Ipsilateral representation of oral structures in human anterior parietal somatosensory cortex and integration of inputs across the midline

Anterior parietal somatosensory areas 3a, 3b, 1, and 2 generally contain cells with receptive fields that are on the contralateral body. However, inputs from midline structures such as the mouth must be uniquely integrated across the midline. This hypothesis is supported by studies of these fields from nonhuman primates that demonstrate ipsilateral representations of oral structures. We used magnetoencephalography (MEG) to examine the cortical representations of the lips and tongue in humans and to examine the time course of interaction of bilateral inputs from these structures. Ipsilateral activation was observed in response to tactile stimulation of the upper lip in 69% of cases, the lower lip in 85% of cases, and the tongue in 88% of cases. In the contralateral hemisphere, the map of oral structures tended to be in agreement with that from nonhuman primates, although variation was large and source locations were not statistically significantly different from each other. There were no differences in latency of activation for ipsi‐vs. contralateral responses (about 30 msec), and cortical sources from ipsi‐and contralateral stimulation tended to be located together. Differential activation for bilateral vs. unilateral stimulation occurred later than activation in S1, around 110 msec, and was localized to the upper bank of the Sylvian sulcus.
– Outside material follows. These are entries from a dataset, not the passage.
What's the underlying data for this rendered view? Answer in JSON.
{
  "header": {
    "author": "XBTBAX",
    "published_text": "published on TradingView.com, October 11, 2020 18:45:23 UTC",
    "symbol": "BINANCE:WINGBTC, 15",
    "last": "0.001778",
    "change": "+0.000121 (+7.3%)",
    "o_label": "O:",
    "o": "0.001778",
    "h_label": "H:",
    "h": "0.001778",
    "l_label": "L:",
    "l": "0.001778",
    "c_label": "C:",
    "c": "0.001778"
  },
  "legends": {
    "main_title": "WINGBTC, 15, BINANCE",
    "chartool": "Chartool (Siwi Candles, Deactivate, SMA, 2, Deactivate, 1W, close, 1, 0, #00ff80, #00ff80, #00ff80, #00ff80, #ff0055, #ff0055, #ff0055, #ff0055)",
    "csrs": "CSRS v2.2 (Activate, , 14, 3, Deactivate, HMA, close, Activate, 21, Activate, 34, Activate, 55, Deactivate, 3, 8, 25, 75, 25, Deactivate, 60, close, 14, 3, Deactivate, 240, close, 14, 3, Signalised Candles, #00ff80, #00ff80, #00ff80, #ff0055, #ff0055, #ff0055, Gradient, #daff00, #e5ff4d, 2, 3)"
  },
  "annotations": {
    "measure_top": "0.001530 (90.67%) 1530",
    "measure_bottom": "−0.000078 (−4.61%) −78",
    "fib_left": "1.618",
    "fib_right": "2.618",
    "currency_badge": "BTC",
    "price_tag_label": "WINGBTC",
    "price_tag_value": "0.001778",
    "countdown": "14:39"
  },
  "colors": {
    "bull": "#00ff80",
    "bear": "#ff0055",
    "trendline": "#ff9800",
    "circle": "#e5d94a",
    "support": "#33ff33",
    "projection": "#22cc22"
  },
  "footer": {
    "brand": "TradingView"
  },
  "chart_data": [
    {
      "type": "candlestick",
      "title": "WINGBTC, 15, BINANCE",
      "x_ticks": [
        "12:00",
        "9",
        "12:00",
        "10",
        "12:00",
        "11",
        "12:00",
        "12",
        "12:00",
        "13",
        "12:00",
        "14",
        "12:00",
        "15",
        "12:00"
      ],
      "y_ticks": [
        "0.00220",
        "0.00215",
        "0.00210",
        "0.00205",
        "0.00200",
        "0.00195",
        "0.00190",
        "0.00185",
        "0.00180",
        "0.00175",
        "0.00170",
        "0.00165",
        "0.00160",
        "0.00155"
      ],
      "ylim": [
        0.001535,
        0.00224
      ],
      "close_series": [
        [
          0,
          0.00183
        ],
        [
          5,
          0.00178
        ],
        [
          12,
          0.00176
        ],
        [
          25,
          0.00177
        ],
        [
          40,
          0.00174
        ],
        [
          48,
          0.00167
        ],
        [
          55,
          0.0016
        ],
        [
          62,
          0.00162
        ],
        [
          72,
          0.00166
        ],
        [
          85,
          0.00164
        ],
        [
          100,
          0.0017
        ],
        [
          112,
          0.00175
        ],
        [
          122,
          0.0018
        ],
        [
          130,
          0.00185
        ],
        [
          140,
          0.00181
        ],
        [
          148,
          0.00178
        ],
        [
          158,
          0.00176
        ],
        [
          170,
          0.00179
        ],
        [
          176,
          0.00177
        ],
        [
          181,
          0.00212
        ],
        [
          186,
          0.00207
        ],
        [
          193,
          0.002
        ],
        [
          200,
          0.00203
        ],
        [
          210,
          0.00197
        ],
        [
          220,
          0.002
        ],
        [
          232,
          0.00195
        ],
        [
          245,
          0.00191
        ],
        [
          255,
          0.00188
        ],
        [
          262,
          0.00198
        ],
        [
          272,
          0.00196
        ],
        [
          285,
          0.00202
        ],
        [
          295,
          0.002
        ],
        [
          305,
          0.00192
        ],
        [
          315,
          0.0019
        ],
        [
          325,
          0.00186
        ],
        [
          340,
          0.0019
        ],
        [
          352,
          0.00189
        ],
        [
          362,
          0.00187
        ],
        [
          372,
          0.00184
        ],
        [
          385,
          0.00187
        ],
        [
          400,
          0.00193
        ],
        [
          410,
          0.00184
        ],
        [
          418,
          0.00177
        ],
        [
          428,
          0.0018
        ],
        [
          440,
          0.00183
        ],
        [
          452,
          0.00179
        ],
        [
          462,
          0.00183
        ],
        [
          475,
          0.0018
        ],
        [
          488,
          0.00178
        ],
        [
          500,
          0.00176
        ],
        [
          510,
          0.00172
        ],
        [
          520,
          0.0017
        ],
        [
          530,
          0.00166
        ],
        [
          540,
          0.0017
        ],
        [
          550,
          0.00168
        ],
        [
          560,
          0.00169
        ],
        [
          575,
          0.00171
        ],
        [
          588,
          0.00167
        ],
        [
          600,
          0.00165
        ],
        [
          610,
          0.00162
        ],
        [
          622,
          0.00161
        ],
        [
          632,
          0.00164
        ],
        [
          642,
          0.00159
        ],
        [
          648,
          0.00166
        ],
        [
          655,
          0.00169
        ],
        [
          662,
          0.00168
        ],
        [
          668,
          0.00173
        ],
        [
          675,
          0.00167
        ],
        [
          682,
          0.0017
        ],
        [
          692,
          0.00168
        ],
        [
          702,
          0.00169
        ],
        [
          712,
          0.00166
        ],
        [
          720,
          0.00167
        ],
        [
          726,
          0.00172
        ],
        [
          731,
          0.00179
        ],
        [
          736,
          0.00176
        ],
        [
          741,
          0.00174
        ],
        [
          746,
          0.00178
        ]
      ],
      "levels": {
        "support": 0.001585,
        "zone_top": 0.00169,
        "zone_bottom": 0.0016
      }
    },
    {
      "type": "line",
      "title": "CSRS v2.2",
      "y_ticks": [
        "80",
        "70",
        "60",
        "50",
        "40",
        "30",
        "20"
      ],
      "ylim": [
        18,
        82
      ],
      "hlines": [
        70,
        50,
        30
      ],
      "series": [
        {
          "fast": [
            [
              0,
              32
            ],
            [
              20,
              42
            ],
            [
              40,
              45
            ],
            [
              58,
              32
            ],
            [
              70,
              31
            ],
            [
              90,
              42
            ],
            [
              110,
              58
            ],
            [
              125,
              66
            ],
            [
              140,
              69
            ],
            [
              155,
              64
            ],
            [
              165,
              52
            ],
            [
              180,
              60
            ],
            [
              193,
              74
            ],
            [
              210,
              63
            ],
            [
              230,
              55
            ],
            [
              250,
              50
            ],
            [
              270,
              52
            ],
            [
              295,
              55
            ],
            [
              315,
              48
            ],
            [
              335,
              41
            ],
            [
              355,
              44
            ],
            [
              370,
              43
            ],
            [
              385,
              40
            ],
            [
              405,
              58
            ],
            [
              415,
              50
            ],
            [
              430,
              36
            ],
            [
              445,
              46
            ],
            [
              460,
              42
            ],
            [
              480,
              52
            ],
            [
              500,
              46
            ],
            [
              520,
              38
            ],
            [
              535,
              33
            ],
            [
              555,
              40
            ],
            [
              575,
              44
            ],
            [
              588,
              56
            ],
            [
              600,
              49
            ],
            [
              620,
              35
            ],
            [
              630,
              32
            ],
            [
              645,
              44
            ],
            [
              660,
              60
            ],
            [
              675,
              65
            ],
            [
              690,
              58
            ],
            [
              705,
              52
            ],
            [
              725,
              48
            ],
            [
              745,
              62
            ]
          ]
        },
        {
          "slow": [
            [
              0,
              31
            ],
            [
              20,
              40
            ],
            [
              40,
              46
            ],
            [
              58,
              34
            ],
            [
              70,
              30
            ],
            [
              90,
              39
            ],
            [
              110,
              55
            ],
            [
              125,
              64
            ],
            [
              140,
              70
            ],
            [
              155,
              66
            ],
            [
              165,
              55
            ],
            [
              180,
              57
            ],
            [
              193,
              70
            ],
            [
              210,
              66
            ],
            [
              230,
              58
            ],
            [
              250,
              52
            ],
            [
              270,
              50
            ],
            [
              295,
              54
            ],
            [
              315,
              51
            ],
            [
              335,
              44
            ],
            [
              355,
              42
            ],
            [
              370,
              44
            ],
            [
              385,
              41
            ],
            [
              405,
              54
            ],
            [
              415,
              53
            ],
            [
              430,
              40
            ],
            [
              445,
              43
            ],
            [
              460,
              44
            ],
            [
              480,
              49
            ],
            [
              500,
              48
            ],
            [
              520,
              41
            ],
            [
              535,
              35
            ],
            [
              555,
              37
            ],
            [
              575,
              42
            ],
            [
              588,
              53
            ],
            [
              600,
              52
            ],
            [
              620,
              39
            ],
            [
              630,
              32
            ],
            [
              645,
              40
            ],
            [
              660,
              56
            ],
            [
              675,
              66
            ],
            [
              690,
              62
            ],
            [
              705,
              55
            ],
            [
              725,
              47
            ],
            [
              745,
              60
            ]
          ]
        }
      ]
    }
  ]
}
Our findings indicate that, unlike nonhuman primates, humans have an ipsilateral representation of the lips in 3b/1, possibly related to the precise manipulation necessary for the articulation of speech. The distinct pattern of differential activation for uni‐vs. bilateral stimulation suggests a unique neural mechanism of integration across the midline for inputs from the mouth. J. Comp. Neurol. 467:487–495, 2003. © 2003 Wiley‐Liss, Inc.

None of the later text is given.